Exhibit 10.1
Cray 2007 Cash Incentive Plan
     The Cray 2007 cash incentive plan, as applicable to executive officers,
establishes multiple performance goals with varying weights (totaling 100) to
determine the amount of a potential cash award for each participant. The
performance goals, which differ for each executive officer depending on the
officer’s responsibilities, include such factors as product revenue, product
gross margin dollars, product bookings, total gross margin dollars, pre-award
operating income, departmental expenditure levels and specific product
development targets. For 2007, the percentage based on meeting the specific
performance goals varies from 75% to 90% for executive officers, and the amount
dependent upon qualitative and quantitative personal strategy and leadership
goals varies from 25% to 10% for executive officers. Each participant in the
Cray 2007 plan is assigned a percentage of his or her base salary as a target
award, as approved by the Board. For the executive officers, the target awards
are the same as last year: For Mr. Scott, Mr. Silverman and Mr. Johnson - 50%,
for Ms. Williams and Mr. Henry — 60% and for Mr. Ungaro -150%.
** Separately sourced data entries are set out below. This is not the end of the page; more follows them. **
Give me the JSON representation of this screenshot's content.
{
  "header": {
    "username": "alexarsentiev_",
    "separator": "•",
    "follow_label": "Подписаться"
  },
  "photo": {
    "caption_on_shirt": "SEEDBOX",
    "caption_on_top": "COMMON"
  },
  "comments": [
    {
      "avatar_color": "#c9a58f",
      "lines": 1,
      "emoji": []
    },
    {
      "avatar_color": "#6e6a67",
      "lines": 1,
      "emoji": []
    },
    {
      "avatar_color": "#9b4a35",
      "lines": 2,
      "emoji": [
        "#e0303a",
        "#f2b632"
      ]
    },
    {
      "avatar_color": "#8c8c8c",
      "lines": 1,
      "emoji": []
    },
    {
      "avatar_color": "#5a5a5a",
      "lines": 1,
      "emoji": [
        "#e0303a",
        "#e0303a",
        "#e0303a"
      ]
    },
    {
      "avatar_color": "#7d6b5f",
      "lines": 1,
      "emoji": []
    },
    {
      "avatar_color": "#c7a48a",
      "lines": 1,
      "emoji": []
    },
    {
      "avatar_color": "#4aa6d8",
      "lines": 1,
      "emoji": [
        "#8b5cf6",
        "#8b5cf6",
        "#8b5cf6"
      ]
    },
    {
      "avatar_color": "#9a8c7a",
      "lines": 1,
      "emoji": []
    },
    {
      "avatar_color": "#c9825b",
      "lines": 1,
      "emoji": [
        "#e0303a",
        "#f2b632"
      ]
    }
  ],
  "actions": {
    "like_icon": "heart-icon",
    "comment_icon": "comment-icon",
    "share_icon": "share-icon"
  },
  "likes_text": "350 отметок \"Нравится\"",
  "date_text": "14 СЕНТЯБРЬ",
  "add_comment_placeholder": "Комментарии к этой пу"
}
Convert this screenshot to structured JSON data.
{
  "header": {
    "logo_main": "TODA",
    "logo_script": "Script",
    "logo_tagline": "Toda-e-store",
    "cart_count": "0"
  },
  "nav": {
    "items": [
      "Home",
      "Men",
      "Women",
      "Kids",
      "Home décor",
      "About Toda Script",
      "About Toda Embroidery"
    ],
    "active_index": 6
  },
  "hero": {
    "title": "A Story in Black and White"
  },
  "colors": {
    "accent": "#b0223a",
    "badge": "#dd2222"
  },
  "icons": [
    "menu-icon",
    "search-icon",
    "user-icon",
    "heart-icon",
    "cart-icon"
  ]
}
     Each performance goal will have a threshold level of performance, at which
a 50% award is payable, a plan level of performance, at which a 75% award is
payable, a target level of performance, at which a 100% award is payable and a
stretch goal, at which a 150% award is payable. Pro-rata interpolation will be
used for performance levels between these goals. Awards cannot exceed more than
100% of target award unless 2007 bookings exceed a pre-determined level. For
this purpose, bookings are defined as firm contracts entered into after
January 1, 2007, for new product sales expected to be recognized as revenue in
2007 or in 2008. Any award higher than 150% of target is at the Board’s
discretion.
     No award will be paid under the 2007 plan unless the Company has net income
on its 2007 audited financial statements.
     The Chief Executive Officer, subject to final approval by the Compensation
Committee, retains the right to adjust the formula award (from 0% to 125%) for
each other officer. The Board approves the final award for the Chief Executive
Officer.
     In addition, Mr. Ungaro, Mr. Henry and Ms. Williams will receive an
additional payment of $250,000, $75,000 and $75,000, respectively, if 2007
pre-award results from operations exceed a pre-determined level higher than
plan.
     For purposes of calculating the results from operations for the 2007 plan
and for the additional payment, any charges due to SFAS 123(R) stock
compensation, new restructuring plans, incentive plan awards, bonuses and
retention incentives, are excluded. To the extent there are other unplanned
significant transactions or charges, the Compensation Committee would determine
what adjustments, if any, are appropriate in determining the results from
operations for purposes of determining the payments.